Falta uma estratégia para o interior
03-03-2018 - 10:58

O propósito de reduzir o crescente fosso entre o litoral e o interior tem de passar do domínio das boas intenções e encarar a realidade.

Desde a década de 60 do século XX que o interior do território continental perde população. Nessa altura, acelerou a emigração para o estrangeiro (França, sobretudo), grande parte dela “a salto”. Mas muitos saíam das suas aldeias para irem tentar a sorte nas grandes cidades do país, como Lisboa e Porto. Ora a década de 60 foi aquela onde maior crescimento económico se registou em Portugal. As pessoas abandonavam o interior para viverem melhor, não suportavam mais a miséria secular onde haviam nascido.

Esta tendência nunca foi contrariada. Ela aponta para que, em breve, quatro quintos da população do continente se concentrem num quinto do território, no litoral ou perto dele.

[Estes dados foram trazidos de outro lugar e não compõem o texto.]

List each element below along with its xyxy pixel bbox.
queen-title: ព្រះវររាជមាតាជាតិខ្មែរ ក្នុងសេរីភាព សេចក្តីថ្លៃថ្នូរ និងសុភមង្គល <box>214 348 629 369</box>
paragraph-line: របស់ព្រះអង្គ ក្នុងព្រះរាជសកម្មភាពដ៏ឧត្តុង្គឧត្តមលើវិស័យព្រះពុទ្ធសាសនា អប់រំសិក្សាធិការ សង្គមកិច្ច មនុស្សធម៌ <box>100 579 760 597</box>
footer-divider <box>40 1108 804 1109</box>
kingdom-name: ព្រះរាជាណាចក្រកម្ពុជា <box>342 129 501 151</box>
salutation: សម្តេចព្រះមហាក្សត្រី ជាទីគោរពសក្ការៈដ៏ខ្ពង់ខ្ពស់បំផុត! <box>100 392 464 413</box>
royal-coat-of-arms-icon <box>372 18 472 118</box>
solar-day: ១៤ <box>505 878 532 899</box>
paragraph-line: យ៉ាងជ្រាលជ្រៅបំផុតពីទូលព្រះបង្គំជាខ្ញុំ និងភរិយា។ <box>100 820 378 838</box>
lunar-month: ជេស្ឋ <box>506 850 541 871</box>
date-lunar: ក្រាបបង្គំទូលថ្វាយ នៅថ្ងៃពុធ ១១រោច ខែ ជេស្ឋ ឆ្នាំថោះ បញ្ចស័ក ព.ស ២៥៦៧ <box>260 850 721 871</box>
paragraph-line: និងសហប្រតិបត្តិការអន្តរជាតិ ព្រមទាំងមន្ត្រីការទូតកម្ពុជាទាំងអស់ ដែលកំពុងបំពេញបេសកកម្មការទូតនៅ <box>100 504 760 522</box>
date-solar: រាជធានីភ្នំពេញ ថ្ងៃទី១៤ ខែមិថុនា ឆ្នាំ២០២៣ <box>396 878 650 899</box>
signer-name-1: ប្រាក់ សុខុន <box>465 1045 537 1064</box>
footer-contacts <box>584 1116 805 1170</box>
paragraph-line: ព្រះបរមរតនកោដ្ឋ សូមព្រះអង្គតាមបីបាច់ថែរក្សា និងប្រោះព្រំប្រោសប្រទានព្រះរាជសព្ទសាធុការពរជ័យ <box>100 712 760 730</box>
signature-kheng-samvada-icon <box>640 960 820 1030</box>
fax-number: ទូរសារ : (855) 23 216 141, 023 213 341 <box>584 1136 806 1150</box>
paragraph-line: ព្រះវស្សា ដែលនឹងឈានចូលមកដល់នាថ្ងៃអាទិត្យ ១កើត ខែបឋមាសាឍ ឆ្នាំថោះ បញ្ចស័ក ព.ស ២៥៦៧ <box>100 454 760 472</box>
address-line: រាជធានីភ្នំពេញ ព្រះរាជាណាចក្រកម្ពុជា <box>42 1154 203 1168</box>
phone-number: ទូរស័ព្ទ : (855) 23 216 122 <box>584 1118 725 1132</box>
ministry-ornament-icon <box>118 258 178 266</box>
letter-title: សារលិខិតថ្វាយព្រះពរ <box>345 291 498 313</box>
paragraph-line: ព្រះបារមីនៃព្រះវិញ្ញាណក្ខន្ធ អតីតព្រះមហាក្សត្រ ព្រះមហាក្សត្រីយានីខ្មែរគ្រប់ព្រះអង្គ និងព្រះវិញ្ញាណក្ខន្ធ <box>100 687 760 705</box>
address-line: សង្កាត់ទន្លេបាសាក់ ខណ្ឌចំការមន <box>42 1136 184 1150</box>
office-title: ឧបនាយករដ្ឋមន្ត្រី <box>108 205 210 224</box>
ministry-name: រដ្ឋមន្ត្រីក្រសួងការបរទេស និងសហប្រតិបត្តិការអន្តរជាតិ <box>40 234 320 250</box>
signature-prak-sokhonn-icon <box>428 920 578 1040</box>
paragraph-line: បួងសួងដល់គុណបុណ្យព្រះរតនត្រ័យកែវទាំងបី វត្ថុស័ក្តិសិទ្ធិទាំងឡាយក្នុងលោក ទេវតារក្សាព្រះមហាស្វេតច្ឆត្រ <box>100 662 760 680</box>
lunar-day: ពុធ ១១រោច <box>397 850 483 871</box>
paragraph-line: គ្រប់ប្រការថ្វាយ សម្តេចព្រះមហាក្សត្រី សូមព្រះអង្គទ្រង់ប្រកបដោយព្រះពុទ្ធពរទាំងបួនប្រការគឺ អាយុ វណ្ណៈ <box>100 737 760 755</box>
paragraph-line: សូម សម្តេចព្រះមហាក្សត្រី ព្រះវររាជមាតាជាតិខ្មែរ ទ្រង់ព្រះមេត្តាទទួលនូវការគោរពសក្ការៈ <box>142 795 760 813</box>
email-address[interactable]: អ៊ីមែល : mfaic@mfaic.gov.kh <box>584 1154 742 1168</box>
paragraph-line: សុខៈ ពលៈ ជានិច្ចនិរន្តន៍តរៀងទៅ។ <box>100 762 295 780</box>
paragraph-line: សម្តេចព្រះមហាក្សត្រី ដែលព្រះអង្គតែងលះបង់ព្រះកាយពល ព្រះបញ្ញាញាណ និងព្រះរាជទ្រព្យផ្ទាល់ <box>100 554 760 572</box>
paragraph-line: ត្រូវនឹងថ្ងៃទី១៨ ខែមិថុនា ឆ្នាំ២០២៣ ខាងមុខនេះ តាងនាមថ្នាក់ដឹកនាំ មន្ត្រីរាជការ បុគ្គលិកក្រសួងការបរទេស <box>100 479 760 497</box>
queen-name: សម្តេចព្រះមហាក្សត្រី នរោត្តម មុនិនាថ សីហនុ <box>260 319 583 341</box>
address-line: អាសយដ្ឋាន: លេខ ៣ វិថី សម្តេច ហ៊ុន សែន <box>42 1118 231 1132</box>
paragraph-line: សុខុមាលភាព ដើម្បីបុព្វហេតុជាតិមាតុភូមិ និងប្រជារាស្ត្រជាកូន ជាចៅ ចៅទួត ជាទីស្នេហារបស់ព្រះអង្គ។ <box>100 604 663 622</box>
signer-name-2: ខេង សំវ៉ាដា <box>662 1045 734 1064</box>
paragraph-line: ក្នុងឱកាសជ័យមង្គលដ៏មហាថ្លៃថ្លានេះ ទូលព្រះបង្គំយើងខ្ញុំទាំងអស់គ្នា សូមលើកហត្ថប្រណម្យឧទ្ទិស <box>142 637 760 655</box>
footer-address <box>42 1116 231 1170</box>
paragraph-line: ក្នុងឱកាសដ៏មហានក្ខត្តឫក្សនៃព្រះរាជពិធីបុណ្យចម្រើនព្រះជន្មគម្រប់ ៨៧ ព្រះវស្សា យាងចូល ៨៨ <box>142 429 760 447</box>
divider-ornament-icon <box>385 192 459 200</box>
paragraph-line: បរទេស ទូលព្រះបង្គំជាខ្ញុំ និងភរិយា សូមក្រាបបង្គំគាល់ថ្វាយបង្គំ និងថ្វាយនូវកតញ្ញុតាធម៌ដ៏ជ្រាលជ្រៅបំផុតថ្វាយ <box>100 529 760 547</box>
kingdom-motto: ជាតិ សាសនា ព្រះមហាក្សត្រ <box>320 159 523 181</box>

E insere-se na crescente saída dos campos para as cidades, um fenómeno universal. Pretende-se, agora, travar entre nós este crescente desequilíbrio territorial, que esvazia o interior agrícola e congestiona o litoral urbano. Só que não se conhece uma estratégia credível para concretizar tal desejo.

É verdade que o interior possui, hoje, acessos rodoviários que não existiam há vinte anos. Ora esses acessos servem, sobretudo, para as pessoas originárias do interior e que agora vivem no litoral irem passar férias ou fins-de-semana à “terra”. E também é certo que, com acesso à internet, à televisão e aos telemóveis, quem viva no interior se sente agora menos isolado do que no passado.

Mas no interior não há empregos, pelo menos em empresas não agrícolas. Talvez seja um bom sítio para gozar a reforma, ou um curto período de lazer, mas não para trabalhar. Excepto, claro, quem vá para o interior cultivar a terra – e há jovens que o fazem, mas são uma pequena minoria. Ora um jovem casal que opte pela agricultura não pode deixar de pensar que os filhos que venha a ter não encontrarão estabelecimentos de ensino próximos de casa, pelo menos a partir da escola primária.

Ciclo vicioso

O ciclo vicioso funciona: como há pouca gente em localidades do interior, fecham equipamentos, como tribunais, repartições de finanças, lojas dos CTT, etc. O que, por sua vez, induz quem pode a sair do interior logo que consiga.

Fala-se em atrair empresas para o interior, com incentivos fiscais. Mas, em regra, as empresas gostam de se juntar geograficamente e de estar perto, seja de potenciais consumidores dos artigos que produz, seja de fornecedores, seja, ainda, de povoações onde possa recrutar trabalhadores com um mínimo de qualificações. É muito difícil encontrar no Nordeste transmontano um tratorista, por exemplo. Ou mesmo pessoal para trabalhar na construção civil. Que empresas estarão dispostas a implantar-se em sítios como esse, ainda que paguem quase zero de impostos? Muito poucas.

Em suma, há inúmeros obstáculos em tornar o interior mais parecido com o litoral. Por isso é necessário passar de afirmações genéricas para análises realistas. E a partir daí delinear uma estratégia credível, não uma mera declaração de intenções.

Apostar nas cidades do interior

Parece evidente, por exemplo, que as aldeias não têm futuro, salvo um ou outro caso especial. É um drama humano muito sério o abandono das aldeias pelos jovens. Ficam lá os velhos, cada vez mais desacompanhados, pois muitos vão morrendo. A tragédia dos incêndios florestais em 2017 mostrou bem que na maioria das aldeias atingidas havia casas com pessoas de muita idade e casas de fim-de-semana, que ficam fechadas a maior parte do ano. Também há aldeias que sobrevivem, mal, graças às férias dos emigrantes, que animam o local apenas durante algumas semanas no verão.

Há que não abandonar os idosos que vão permanecendo nas aldeias. A GNR, por exemplo, tem ajudado muitos deles. Mas, a prazo, a situação não é sustentável.

Por tudo isso, creio que a aposta a fazer é nas cidades pequenas e médias do interior. Cidades com uma escala que permita atrair investimentos empresariais e pessoas dispostas a trabalhar. Mas esta é uma impressão minha. Falta estudar o problema a sério, para evitar que nos iludamos com fantasias.